The first recorded sighting of the river was on November 9, 1828, by Peter Skene Ogden of the Hudson's Bay Company, during his fifth expedition to the Snake Country. Odgen came southward along the Little Humboldt, encountering the main river at the confluence near Winnemucca. Ogden explored the river for several hundred miles, blazing a trail along it and making the first known map of the region. He initially named the river "Unknown River", due to the source and course of the river still being unknown to him, and later "Paul's River", after one of his trappers who died on the expedition and was buried on the river bank. He later changed it again to "Mary's River," named after the Native American wife of one of his trappers, which later somehow became "St. Mary's River". However in 1829 he suggested that "Swampy River" best described the course he had traversed. In 1833 the Bonneville-Walker fur party explored the river, naming it "Barren River". Washington Irving's 1837 book describing the Bonneville expedition called it "Ogden's River", the name used by many early travelers. By the early 1840s the trail along the river was being used by settlers going west to California.
In 1848 the river was explored by John C. Frémont, who made a thorough map of the region and gave the river its current name. The following year the river became the route of the California Trail, the primary land route for migrants to the California gold fields. In 1869 the river was used as part of the route of the Central Pacific segment of the Transcontinental Railroad.

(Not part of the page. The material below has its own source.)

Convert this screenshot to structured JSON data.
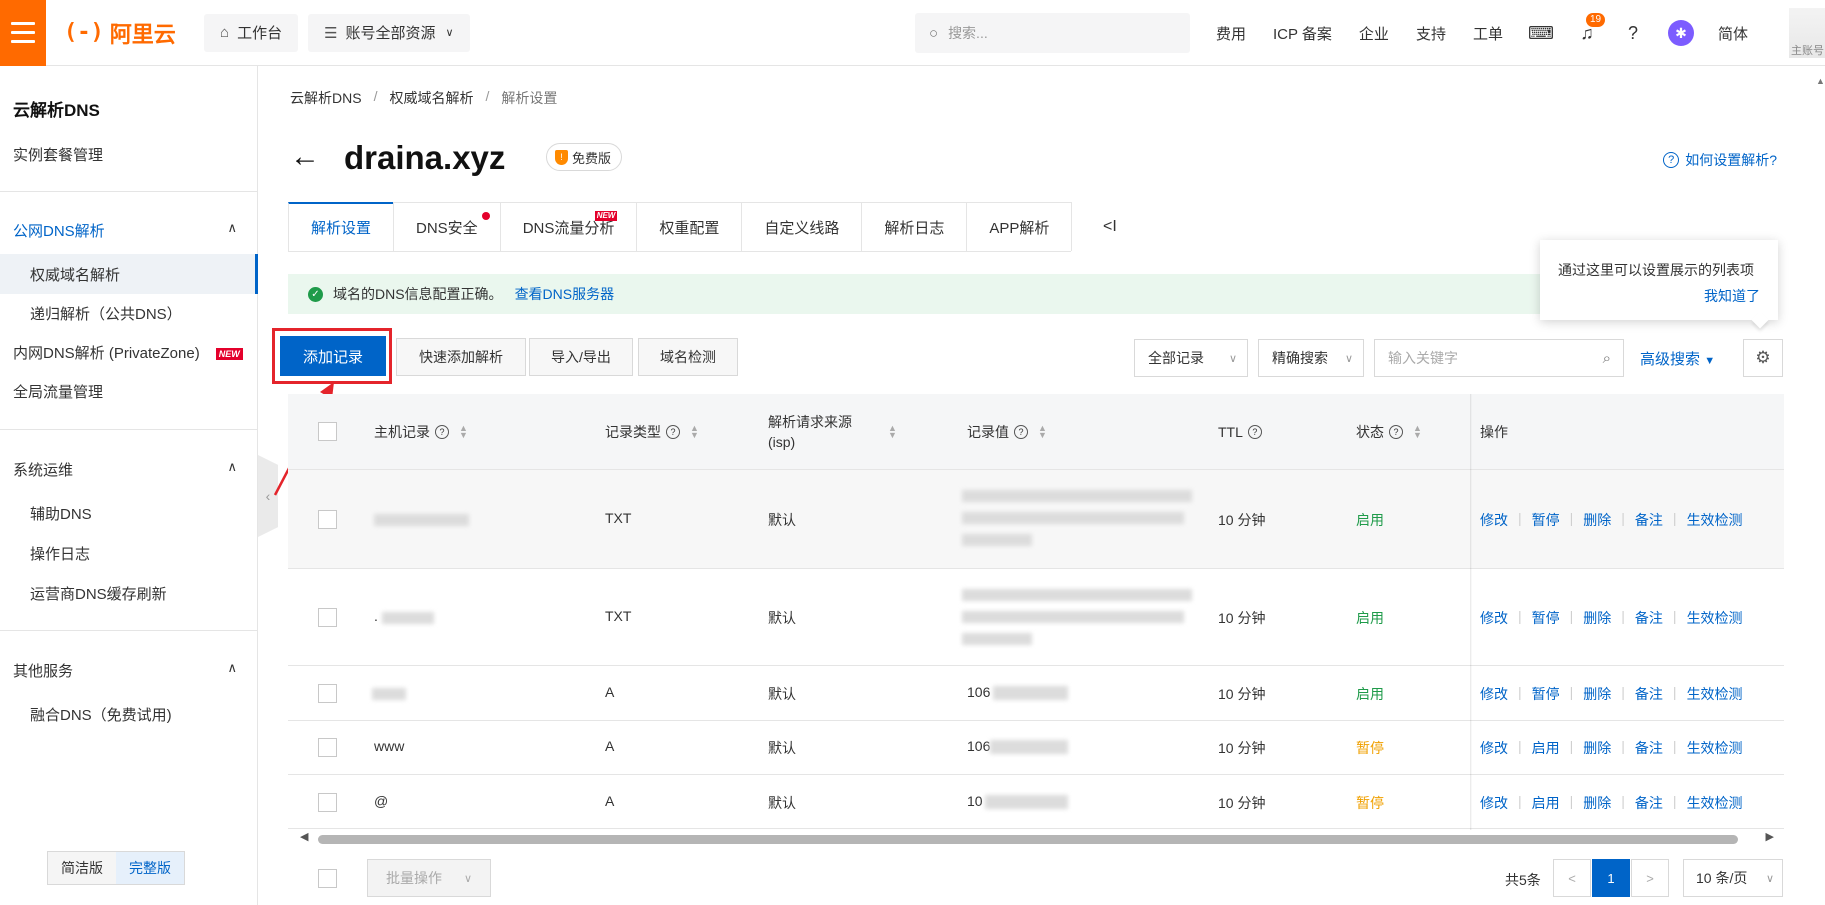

In the 20th Century, the valley of the river became the route for U.S. Highway 40, later replaced by Interstate 80. In the latter part of the 20th Century, about 45,000 people lived within 10 miles (16 km) of the river, roughly a third of the population at that time of the State of Nevada outside of Western Nevada and Southern Nevada, before the rapid 21st Century growth of Southern Nevada changed these population figures.